A la feria caminaban los dos: él, llevando de la cuerda a la pareja
de bueyes rojos; ella, guiando con una varita de vimio, larga y
flexible, a cinco rosados lechones. No se conocían: viéronse por primera
vez cuando, al detenerse él a resollar y echar una copa en la taberna
de la cima de la cuesta, ella le alcanzó y se paró a mirarle.
Y si decimos la verdad pura, a quien la zagala miraba no era al
zagal, sino al ganado. ¡Vaya un par de bueyes, San Antón los bendiga! A
la claridad del sol, que comenzaba a subir por los cielos, el pelaje
rubio de los pacíficos animales relucía como el cobre bruñido de la
calderilla nueva; de tan gordos, reventaban y el sudor les humedecía el
anca robusta. Fatigados por las acometidas de alguna madrugadora mosca,
se azotaban los flancos, lentamente, con la cola poblada. La zagala, en
un arranque de simpatía, abandonó a sus gorrinos, se llegó a uno de los
castaños que sombreaban la carretera, sacó del seno la navajilla y cortó
una rama, con la cual azotó los morros de los bueyes mosqueados. El
zagal, entre tanto, corría tras un lechón que acababa de huir, asustado
por los ladridos del mastín de la taberna.
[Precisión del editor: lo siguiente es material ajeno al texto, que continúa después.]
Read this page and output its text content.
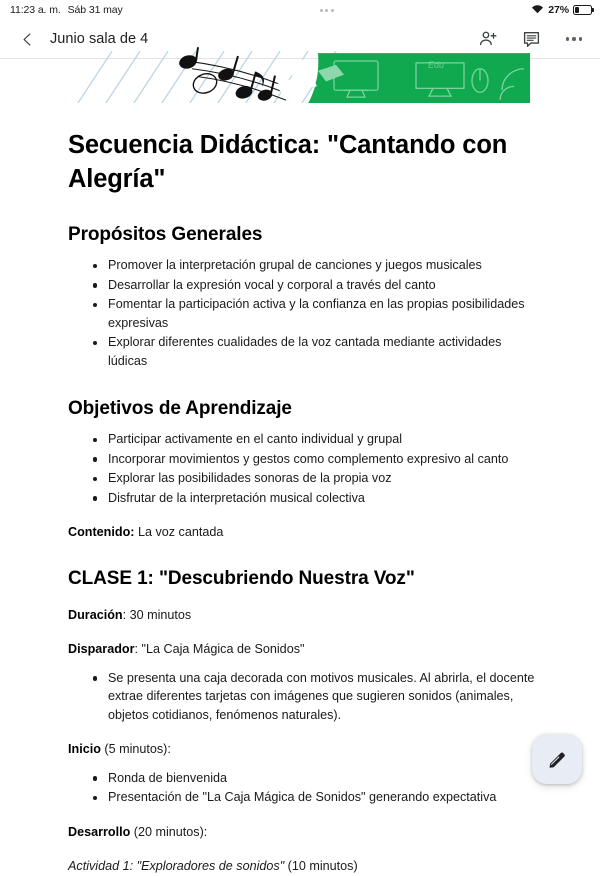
11:23 a. m. Sáb 31 may	27%
Junio sala de 4
Edu
Secuencia Didáctica: "Cantando con Alegría"
Propósitos Generales
Promover la interpretación grupal de canciones y juegos musicales
Desarrollar la expresión vocal y corporal a través del canto
Fomentar la participación activa y la confianza en las propias posibilidades expresivas
Explorar diferentes cualidades de la voz cantada mediante actividades lúdicas
Objetivos de Aprendizaje
Participar activamente en el canto individual y grupal
Incorporar movimientos y gestos como complemento expresivo al canto
Explorar las posibilidades sonoras de la propia voz
Disfrutar de la interpretación musical colectiva

Contenido: La voz cantada

CLASE 1: "Descubriendo Nuestra Voz"

Duración: 30 minutos

Disparador: "La Caja Mágica de Sonidos"

Se presenta una caja decorada con motivos musicales. Al abrirla, el docente extrae diferentes tarjetas con imágenes que sugieren sonidos (animales, objetos cotidianos, fenómenos naturales).

Inicio (5 minutos):

Ronda de bienvenida
Presentación de "La Caja Mágica de Sonidos" generando expectativa

Desarrollo (20 minutos):

Actividad 1: "Exploradores de sonidos" (10 minutos)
—¿D'ónde eres? —preguntó él, así que logró antecoger al marranito.
Antes que el nombre, en la aldea se inquiere la parroquia; luego, los padres.
—De Santa Gueda de Marbían. ¿Y tú?
—De Las Morlas.
—¿Cara a Areal?
—Sí, mujer. Soy el hijo del tío Santiago, el cohetero.
—Yo soy nieta de la tía Margarida de Leite.
—¡Por muchos años! —exclamó el zagal, lleno de cortesía rústica.
—¿Cómo te llamas, rapaza?
—Margaridiña.
—Yo, Esteban. Vas a la feria, mujer? —añadió, aunque comprendía que la pregunta estaba de más.
—Por sabido. A vender esta pobreza. Tú sí que llevas cosa guapa, rapaz. ¡Dos bueis! Dios los libre de la mala envidia, amén.